The Psychology of Substance Abuse

Jill Weeks ('15) continues her love of psychological science and interest in addictions in graduate school

Jill Weeks (’15), a psychology major with a concentration in neuroscience, is using her Denison Education to study the causes of substance use disorders.

The recent graduate from Vermilion, Ohio is beginning a PhD program in neuroscience at the University of Pittsburgh, where she will be studying the reinforcing properties of nicotine and other addictive substances.

Weeks structured her experiences at Denison around her love for psychological science and empirical research. After completing an internship at the Cleveland VA Hospital, Weeks began a series of independent study projects under the supervision for Dr. Cody Brooks. Their research focused largely on applying learning theory to better understand relapse in addictions.

“I have always appreciated that Dr. Brooks has high expectations for his students, but is always sure to encourage and show concern for us,” Weeks said. “Every time I met with Dr.

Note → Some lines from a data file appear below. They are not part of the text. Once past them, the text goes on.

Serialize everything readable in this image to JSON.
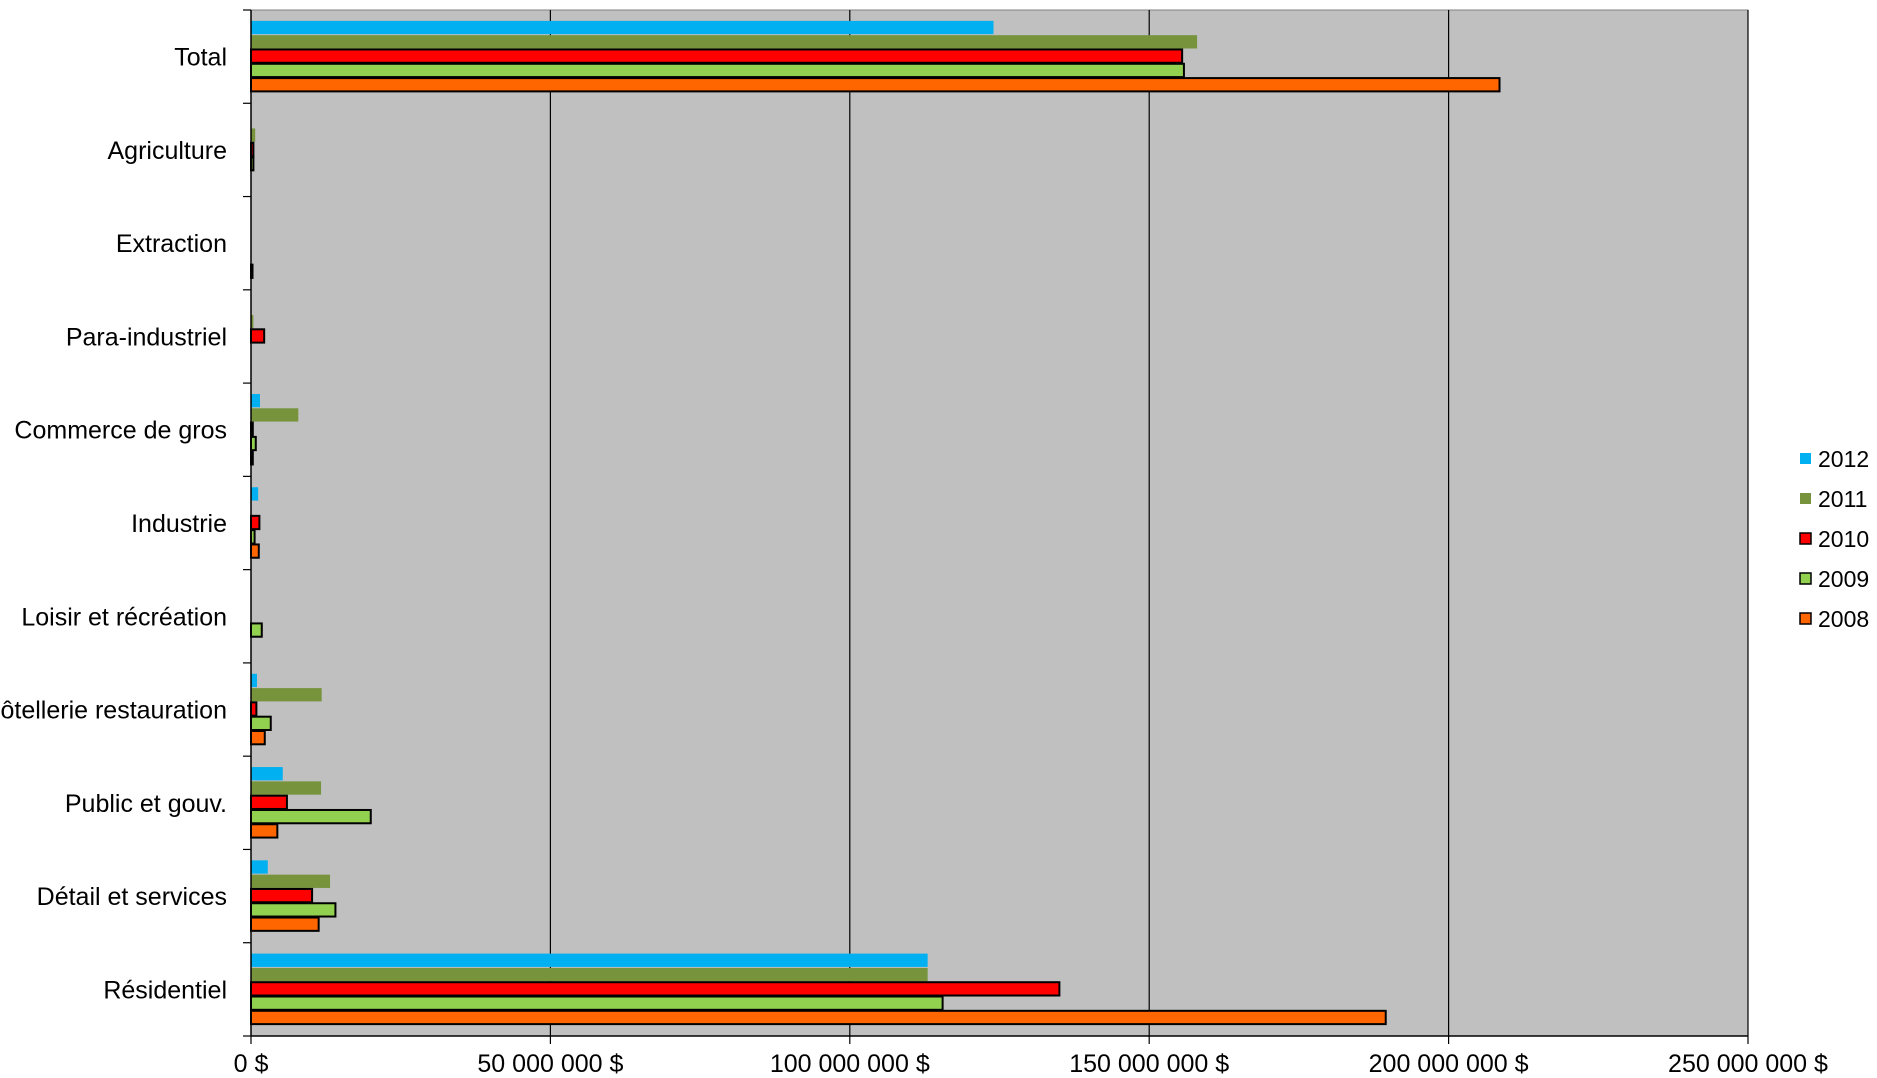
{
  "chart_data": {
    "type": "bar",
    "orientation": "horizontal",
    "title": "",
    "xlabel": "",
    "ylabel": "",
    "xlim": [
      0,
      250000000
    ],
    "x_ticks": [
      0,
      50000000,
      100000000,
      150000000,
      200000000,
      250000000
    ],
    "x_tick_labels": [
      "0 $",
      "50 000 000 $",
      "100 000 000 $",
      "150 000 000 $",
      "200 000 000 $",
      "250 000 000 $"
    ],
    "grid": "vertical major gridlines",
    "plot_background": "#C0C0C0",
    "legend_position": "right",
    "categories_top_to_bottom": [
      "Total",
      "Agriculture",
      "Extraction",
      "Para-industriel",
      "Commerce de gros",
      "Industrie",
      "Loisir et récréation",
      "Hôtellerie restauration",
      "Public et gouv.",
      "Détail et services",
      "Résidentiel"
    ],
    "series": [
      {
        "name": "2012",
        "color": "#00B0F0",
        "outlined": false,
        "values": [
          124000000,
          0,
          0,
          0,
          1500000,
          1200000,
          0,
          1000000,
          5300000,
          2800000,
          113000000
        ]
      },
      {
        "name": "2011",
        "color": "#77933C",
        "outlined": false,
        "values": [
          158000000,
          700000,
          0,
          400000,
          7900000,
          0,
          0,
          11800000,
          11700000,
          13200000,
          113000000
        ]
      },
      {
        "name": "2010",
        "color": "#FF0000",
        "outlined": true,
        "values": [
          155500000,
          400000,
          0,
          2200000,
          300000,
          1400000,
          0,
          900000,
          6000000,
          10200000,
          135000000
        ]
      },
      {
        "name": "2009",
        "color": "#92D050",
        "outlined": true,
        "values": [
          155800000,
          400000,
          0,
          0,
          800000,
          600000,
          1800000,
          3300000,
          20000000,
          14100000,
          115500000
        ]
      },
      {
        "name": "2008",
        "color": "#FF6600",
        "outlined": true,
        "values": [
          208500000,
          0,
          200000,
          0,
          300000,
          1300000,
          0,
          2300000,
          4400000,
          11300000,
          189500000
        ]
      }
    ],
    "legend_order": [
      "2012",
      "2011",
      "2010",
      "2009",
      "2008"
    ]
  }
}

Brooks, he checked in about the rest of my life and my current ups and downs, as well as my research. He was really understanding and supportive, but not lax about the goals of our research, and I've thrived with that kind of mentorship. “

Weeks completed a senior research project entitled, Is the efficacy of D-cycloserine in extinction of an ethanol-seeking response dependent on timing of extinction? This project used rats as models to examine how alcohol and other drug relapse might occur in humans. Specifically, she examined how the timing of extinction and a certain drug, called an NMDA receptor agonist, affected alcohol “relapse” in the rats. “I felt a lot of satisfaction in being the sole person responsible for conducting the experiment. When I realized that I could run on my own, that made me feel great,” Weeks said.

Weeks worked closely with several other members of the psychology department. She recently published a paper on environmental psychology with Dr. Harry Heft, served as a neuroscience teaching assistant for Dr. Susan Kennedy, and was selected as a psychology department fellow during her senior year. She will begin graduate training this Fall.